" Recently I looked at some code I wrote 8 months ago and was shocked! I looked at one file written in “good OO-style”, lots of inheritance and code reuse, and just thought “this is just a monoid and a bunch of crap because I didn't realise this is a monoid” so I rewrote the entire thing to about a third of the code size and ended up with double the flexibility. Shortly after I saw another file and this time thought “these are all just endofunctors,” and lo and behold, rewrote it to about a third of the code size and the final product being both easier to use and more powerful."
That would be so much more useful if it came with the examples.
1. What does this code do?\n2. Where is this previous code this replaced that was 3 times the size?
Cf. "Visitor pattern"
I wasn't ignorant enough at the time I wrote the code to fuck up in the way you describe. I can only show an example of stuff I've made.
Here we go, three more uses of Monoidic functions (mempty, mappend)
https://github.com/bitemyapp/bloodhound/blob/master/Database...
It's not just about code, it's about conceptual memoization.
If you know what a Monoid is and you're learning how a data type like ByteString works, you can intuit how to "stitch" bytestrings together as well as how to get an "empty" ByteString.

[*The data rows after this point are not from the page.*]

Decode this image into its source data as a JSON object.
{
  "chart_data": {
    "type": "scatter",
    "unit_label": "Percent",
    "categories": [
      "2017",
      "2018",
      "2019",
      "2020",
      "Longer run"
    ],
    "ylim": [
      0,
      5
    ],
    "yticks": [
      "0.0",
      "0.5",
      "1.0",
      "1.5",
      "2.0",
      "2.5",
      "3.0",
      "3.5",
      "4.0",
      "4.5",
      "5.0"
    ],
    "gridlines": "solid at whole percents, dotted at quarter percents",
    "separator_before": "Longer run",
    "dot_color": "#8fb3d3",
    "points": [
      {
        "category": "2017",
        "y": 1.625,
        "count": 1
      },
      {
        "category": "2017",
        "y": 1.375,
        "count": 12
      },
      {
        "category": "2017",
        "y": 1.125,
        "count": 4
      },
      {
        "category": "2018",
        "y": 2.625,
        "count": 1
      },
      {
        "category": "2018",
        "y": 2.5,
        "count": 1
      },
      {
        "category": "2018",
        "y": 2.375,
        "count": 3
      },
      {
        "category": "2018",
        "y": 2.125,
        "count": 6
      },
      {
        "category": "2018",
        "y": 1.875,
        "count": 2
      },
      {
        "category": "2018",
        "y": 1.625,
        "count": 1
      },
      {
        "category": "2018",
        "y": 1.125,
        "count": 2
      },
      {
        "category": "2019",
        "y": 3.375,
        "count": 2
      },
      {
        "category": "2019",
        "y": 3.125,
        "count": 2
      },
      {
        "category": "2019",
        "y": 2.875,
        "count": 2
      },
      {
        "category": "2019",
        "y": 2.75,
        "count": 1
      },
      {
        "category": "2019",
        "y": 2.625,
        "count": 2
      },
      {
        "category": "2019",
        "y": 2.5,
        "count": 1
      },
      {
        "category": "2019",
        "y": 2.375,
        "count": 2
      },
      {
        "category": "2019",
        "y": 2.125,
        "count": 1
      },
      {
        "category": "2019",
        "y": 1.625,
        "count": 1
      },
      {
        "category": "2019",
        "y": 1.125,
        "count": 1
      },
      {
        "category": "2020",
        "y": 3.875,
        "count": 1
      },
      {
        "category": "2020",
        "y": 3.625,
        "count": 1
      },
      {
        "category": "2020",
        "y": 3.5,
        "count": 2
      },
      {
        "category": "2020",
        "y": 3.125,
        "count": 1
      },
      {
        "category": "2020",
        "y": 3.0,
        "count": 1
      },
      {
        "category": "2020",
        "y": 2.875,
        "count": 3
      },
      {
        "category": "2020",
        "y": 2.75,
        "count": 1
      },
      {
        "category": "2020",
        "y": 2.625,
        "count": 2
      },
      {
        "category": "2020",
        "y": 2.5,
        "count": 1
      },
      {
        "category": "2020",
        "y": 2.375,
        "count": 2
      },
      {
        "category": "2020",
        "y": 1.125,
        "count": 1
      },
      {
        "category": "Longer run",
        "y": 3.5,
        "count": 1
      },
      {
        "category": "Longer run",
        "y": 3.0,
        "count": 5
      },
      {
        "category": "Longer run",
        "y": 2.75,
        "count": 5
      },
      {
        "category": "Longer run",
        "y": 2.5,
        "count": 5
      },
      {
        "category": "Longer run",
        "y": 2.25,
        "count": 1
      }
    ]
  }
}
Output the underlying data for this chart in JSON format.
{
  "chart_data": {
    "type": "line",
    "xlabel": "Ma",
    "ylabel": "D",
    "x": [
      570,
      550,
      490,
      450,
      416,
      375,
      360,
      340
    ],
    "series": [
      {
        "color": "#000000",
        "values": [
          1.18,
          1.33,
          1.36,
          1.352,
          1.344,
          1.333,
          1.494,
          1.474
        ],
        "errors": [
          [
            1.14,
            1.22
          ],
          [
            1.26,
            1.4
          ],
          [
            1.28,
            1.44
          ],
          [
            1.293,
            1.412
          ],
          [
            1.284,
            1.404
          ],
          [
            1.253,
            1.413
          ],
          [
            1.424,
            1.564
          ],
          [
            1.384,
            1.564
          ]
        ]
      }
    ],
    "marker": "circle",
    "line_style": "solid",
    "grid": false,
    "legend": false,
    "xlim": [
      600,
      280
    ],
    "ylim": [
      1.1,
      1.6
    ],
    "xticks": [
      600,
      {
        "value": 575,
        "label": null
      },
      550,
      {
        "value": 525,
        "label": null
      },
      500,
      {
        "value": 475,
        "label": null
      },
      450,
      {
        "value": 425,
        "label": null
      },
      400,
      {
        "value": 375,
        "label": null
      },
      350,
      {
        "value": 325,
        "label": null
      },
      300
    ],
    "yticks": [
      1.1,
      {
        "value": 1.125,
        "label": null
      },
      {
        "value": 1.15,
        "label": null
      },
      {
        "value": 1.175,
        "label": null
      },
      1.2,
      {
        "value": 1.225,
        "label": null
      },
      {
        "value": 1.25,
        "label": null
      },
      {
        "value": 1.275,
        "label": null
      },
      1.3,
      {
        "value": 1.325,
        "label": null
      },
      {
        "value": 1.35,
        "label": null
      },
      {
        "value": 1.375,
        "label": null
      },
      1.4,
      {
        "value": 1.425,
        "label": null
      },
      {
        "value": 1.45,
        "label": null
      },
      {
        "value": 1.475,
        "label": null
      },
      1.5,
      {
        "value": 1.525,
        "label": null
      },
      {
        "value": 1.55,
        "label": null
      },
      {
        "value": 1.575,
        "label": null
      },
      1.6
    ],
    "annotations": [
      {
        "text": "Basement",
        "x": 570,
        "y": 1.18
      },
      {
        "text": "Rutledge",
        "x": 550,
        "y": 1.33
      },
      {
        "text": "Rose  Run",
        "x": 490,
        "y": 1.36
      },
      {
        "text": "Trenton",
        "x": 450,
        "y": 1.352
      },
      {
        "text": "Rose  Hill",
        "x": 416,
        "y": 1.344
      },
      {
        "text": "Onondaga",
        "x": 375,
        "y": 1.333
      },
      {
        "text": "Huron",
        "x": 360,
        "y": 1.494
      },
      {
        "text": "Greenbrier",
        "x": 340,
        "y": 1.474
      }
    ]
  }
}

It's about killing off unnecessarily ad-hoc APIs as much as anything.
Being able to realize when you're implementing a Functor/Monoid/Applicative/Monad is powerful because it lends you intuition on what the rules for a well-behaved API are and allow powerful, polymorphic code-reuse.
Consider the reusability of the functions here across the vast set of Monadic types out there: http://hackage.haskell.org/package/base-4.7.0.0/docs/Control...
This is worth pondering as well: https://github.com/jwiegley/simple-conduit
The code savings described are usually associated with not having to rewrite the polymorphic generic functions used in the Haskell ecosystem for the one-off a person made. The conceptual power from having a community that understands these patterns is more important.